Hello Scott,
I'd like to outline a bit of what I have done to the spec files, but first, I
would like to say that I believe that I have taken into consideration all the
points that you have raised to this point: the file is now simply bacula.spec
and I have split bat, mtx, and the docs out into separate specs, which mean
that the build for the main rpms is *much* faster.
For those who read this: I am making this changes after discussing it with
Scott not because there is anything wrong with the current spec, there are
just some changes that are necessitated to accomodate for differences with
way Bacula Systems will be packaging the Enterprise rpms.
In addition to creating four spec files:
bacula.spec
bacula-docs.spec
bacula-mtx.spec
bacula-bat.spec
I have made the following changes:
- the gconsole, wxconsole, and tray-monitor code are now gone
If we need one of those we can always create another spec file
- the bacula.spec file is considerably simpler because:
- gconsole, mtx, bat, docs, wxconsole, and the tray monitor
are removed
- I have remove almost all the library version dependences. The idea
is that we should rely on the OS packagers to ensure that the correct
libraries are loaded.
- I have made a few shortcut defines that reduce the length of some of the
%if statements.
- I have corrected a few of the places where passwords were edited in. They
were misedited in at least one place causing password failures.

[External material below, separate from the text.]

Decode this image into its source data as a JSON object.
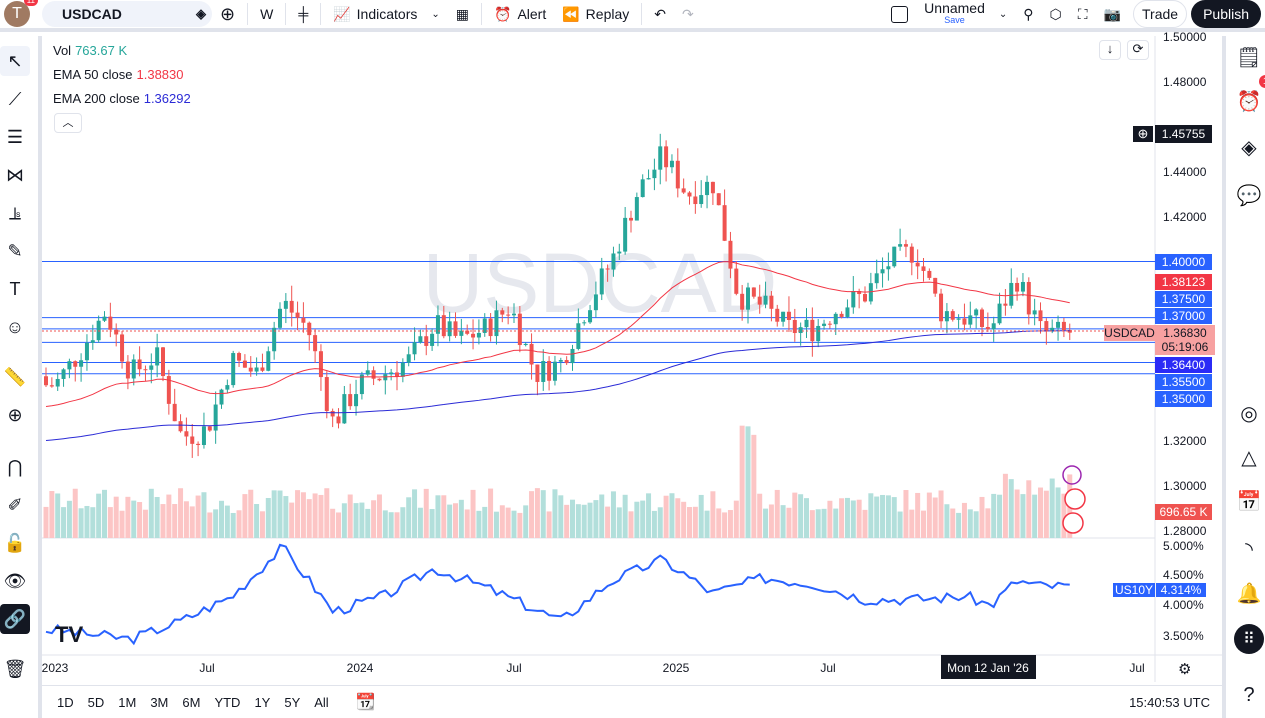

- I added new post processing code that uses the name of the machine
on which the package is installed. This is used to make the daemon names
correspond to the installed machine name rather than the build machine
name.
- The bat build now builds with Qt 4.3.2 rather than what is installed on the
build machine. This should result in a much stabler bat.
- I install all the man pages with the base package, which is what I think is
the correct thing to do, even though the user may not install all the
components -- at least he can know what exists.
- I have certainly screwed up some of the older builds by the changes in the
%ifs.
- I haven't yet had time to actually test the binaries to see if they install
and run correctly.
- There are a number of additional changes that I need to integrate from
the Enterprise .spec, which corrects a good number of permission problems
when running the Dir and SD as bacula rather than root.
- I seems to me that there was a version of bconsole in /usr/bin. I deleted
that code. It is now installed into /usr/sbin. If someone also wants it
in /usr/bin, we can add a hardlink.
There are probably a number of other points that I have forgotten about, but
you will get the idea -- the problem is that I spent a week on this, and it
is hard to remember everything I did -- some of the builds required 2 hours,
so fixing a series of little errors takes many days.
You can get the current code from the Source Forge git directory. I've put
everything into platforms/redhat, and left the suse,... as they were for the
moment.
Ideally, you (Scott) will embrace these spec files, build from them, and fix
the remaining problems that are sure to exist.